Having performed the single-photon-at-a-time version of the double slit experiment 45 years ago, I’ve been trying to make sense of it ever since (mainly in the shower). I came up with this interpretation of the double slit experiment: The photon is in a superposition of paths-taken after it traverses the slits. If the single-photon-at-a-time result is truly the same as the classical interference pattern, the photon cannot then immediately resolve the superposition and choose a direction to the screen probabilistically. If it did, the photon would then travel in a straight line to the screen (being notoriously reluctant to deviate from a straight line) while the classical interference fringes would trace a hyperbolic “path” to the screen. (Weirdly and coincidentally, the other time photons deviate from a straight line is when passing by a massive object’s gravitational field and in that case it also describes a hyperbola.)

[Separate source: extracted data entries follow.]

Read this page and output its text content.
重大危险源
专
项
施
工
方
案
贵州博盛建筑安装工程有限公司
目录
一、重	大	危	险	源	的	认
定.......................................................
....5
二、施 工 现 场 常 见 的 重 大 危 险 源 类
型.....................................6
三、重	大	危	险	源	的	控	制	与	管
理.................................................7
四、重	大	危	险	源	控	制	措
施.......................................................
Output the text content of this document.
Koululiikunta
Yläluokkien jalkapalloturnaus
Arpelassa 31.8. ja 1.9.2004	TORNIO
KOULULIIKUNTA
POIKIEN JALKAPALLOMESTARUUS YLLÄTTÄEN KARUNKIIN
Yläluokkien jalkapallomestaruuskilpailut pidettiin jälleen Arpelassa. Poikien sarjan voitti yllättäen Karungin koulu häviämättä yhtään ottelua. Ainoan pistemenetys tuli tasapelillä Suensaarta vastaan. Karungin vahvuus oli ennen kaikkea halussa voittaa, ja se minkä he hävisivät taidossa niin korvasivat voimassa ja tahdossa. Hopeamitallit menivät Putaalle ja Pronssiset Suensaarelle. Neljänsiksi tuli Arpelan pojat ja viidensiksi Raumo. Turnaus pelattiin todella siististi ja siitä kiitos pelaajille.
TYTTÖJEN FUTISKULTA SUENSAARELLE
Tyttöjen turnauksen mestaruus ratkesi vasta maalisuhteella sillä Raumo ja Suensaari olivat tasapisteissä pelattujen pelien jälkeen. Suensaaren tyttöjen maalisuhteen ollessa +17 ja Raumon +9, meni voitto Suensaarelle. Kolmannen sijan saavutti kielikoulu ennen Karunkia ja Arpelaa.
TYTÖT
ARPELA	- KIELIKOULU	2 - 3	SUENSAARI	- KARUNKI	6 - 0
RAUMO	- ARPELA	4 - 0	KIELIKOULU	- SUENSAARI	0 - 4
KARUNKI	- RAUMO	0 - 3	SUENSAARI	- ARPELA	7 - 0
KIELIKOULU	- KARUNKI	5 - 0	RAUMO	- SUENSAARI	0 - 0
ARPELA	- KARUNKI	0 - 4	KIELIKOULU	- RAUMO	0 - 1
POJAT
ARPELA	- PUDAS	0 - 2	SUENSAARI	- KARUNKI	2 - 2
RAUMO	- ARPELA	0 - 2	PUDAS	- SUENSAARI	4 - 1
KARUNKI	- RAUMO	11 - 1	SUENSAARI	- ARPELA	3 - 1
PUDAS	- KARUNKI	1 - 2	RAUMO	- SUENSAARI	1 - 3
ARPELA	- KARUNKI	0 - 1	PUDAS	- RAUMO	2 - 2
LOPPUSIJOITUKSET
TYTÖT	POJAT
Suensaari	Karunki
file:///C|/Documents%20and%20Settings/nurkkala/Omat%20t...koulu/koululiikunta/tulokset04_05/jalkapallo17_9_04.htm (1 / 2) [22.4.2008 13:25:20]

So the photon must exist as a wave function until it reaches the detection screen where it then “throws a dice” to determine where it will be detected. Simple.

In trying to understand superposition, I tried to understand the results from entanglement. I figured that with entanglement, since the result of measurement of each particle was random and assuming that there was no spooky action at a distance and that information couldn’t travel faster than c, the measurement result for each particle must be able to accommodate the result from the other particle.

The fact that the two observations are independently undertaken means that each observer’s observation cannot influence the outcome of the other’s observation but the other outcome is nonetheless determined by the outcome of each observer’s observation. Two worlds must be created by an observation so that both possible outcomes exist to accommodate the independent outcome of the other’s observation. No spooky action here.

To take an example of a pair of electrons, each a superposition of up and down spins, when the spins are measured there are four possible results representing four potential worlds (up up, up down, down up and down down). When a pair of electrons are entangled so that their spins, although not determined, will be opposite when measured, these four possibilities are reduced to two potential worlds (up down, down up). It’s as if a quantum exclusion principle has prevented the two particles from occupying the same state during their close interaction

So when the pair are then separated and the spin of one is measured, the world splits at that location and the observer also splits and will experience being in one of these two worlds. If a measurement is taken of the other electron, the world splits at that location and that observer will experience being in one of the same two worlds. When news of the outcome travels from one location to the other it travels to the world where the electron spin is in the opposite direction. The influence travels from one location to the other at the speed at which the worlds split. I guess there is a connection between the entangled electrons - it is the "line" along which the world will split. Since the “news” of the result can travel at c, the split must also travel at least at c.